Due to the responses, I think in the current version, this feature is not provided. For using the current version, if I run the simulation for all countries one by one and then consider them all together, can it be close to the simulation of worldwide spread? I also guess that I cannot simulate with control parameters (e.g., lockdown) for real countries as it is only available for the theoretical country. Am I right? Any suggestion? For example, changing the population or start date of theoretical data corresponding to the countries' population and real data start date, so that it can become close to the simulation with the parameter control for real countries?

lisphilar commented 3 years ago

Spatial analysis: Spatial analysis is necessary to understand the situations deeply because travel is a key factor of outbreak. However, as you noticed, this is not implemented in CovsirPhy version 2.13.2 and we have many steps to implement this feature. For example, we will find solutions to apply injections to SIR-F model. Spatial analysis will be discussed in forum #437.

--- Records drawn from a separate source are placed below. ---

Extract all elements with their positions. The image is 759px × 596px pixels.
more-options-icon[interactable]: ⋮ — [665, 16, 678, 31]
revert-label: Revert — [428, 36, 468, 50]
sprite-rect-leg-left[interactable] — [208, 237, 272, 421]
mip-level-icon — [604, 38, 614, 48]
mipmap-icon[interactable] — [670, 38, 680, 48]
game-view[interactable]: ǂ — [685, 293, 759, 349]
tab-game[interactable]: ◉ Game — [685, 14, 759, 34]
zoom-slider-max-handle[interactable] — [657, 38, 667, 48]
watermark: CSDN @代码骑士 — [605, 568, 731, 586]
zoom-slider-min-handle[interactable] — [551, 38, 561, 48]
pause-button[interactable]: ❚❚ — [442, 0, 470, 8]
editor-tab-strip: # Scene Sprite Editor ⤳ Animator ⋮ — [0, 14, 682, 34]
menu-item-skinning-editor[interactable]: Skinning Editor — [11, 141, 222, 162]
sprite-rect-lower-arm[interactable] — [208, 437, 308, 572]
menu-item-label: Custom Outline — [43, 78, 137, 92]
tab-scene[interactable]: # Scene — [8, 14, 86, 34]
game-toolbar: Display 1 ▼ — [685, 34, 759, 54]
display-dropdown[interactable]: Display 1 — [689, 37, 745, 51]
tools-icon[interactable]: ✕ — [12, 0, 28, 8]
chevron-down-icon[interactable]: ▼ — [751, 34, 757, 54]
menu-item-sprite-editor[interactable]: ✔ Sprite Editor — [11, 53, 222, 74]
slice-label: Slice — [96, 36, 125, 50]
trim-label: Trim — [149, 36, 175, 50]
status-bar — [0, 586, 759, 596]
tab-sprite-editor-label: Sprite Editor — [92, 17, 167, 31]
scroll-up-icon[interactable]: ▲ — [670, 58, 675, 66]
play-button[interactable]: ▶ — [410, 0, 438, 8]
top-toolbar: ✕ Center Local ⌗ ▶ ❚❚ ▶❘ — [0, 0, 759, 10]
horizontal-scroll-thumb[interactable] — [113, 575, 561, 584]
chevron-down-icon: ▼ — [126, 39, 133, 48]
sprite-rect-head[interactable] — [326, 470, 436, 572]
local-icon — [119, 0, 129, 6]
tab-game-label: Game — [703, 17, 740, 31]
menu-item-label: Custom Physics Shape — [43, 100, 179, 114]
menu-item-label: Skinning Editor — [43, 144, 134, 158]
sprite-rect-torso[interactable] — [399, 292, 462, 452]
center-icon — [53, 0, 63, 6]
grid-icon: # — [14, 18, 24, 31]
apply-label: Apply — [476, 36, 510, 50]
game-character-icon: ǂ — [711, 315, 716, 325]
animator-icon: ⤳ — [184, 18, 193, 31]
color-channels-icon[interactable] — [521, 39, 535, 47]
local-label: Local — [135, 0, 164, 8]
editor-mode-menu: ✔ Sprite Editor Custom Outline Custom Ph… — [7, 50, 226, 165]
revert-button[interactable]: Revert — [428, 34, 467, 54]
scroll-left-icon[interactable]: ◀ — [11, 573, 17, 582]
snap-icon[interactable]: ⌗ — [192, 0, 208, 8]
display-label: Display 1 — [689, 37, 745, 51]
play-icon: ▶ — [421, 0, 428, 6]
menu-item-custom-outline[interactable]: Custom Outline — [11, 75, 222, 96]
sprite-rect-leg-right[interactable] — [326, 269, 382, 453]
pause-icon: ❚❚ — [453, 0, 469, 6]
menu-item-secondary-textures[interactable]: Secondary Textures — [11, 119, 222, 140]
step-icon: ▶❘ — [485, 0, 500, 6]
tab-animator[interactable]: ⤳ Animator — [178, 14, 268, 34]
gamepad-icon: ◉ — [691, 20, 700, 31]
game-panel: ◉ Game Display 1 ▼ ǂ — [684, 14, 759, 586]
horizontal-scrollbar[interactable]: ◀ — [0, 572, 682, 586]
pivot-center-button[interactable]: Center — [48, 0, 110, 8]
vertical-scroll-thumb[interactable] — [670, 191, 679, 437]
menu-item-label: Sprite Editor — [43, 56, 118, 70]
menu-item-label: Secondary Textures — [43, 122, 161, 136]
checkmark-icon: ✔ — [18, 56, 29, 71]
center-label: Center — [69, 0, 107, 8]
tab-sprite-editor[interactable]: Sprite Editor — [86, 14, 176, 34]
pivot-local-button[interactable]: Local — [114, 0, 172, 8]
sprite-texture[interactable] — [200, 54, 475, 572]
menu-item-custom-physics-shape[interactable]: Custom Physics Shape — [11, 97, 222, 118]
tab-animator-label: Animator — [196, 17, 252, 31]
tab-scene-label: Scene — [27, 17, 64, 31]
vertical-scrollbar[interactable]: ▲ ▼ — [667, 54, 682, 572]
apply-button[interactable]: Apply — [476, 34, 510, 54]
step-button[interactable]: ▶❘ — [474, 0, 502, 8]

For using the current version, if I run the simulation for all countries one by one and then consider them all together, can it be close to the simulation of worldwide spread?

Yes. We have PolicyMeasures class to estimate parameter values in all countires, but this is a very time-consuming task (as mentioned in #435). Documentation of this class is in https://lisphilar.github.io/covid19-sir/usage_policy.html

I also guess that I cannot simulate with control parameters (e.g., lockdown) for real countries as it is only available for the theoretical country.

Theoritical data is unnecessary for this analysis. We can change the parameter values in future phases (dates) with Scenario.add() method. This means we can simulate the number of cases with user-defined parameter values in the future phases.

# Create a new scenario named "Medicine"
snl.clear(name="Medicine")
# Add a new future phase (30 days) with sigma = 0.0618 for example
snl.add(name="Medicine", days=30, sigma=0.0618)
# Simulation
snl.simulate()
# Compare the scenarios
snl.history("sigma")
snl.describe()

(We need to update https://lisphilar.github.io/covid19-sir/usage_quick.html#Simulate-another-scenario to document the details of this usage.)

Aminolroaya commented 3 years ago

Thanks for your comprehensive answers @lisphilar.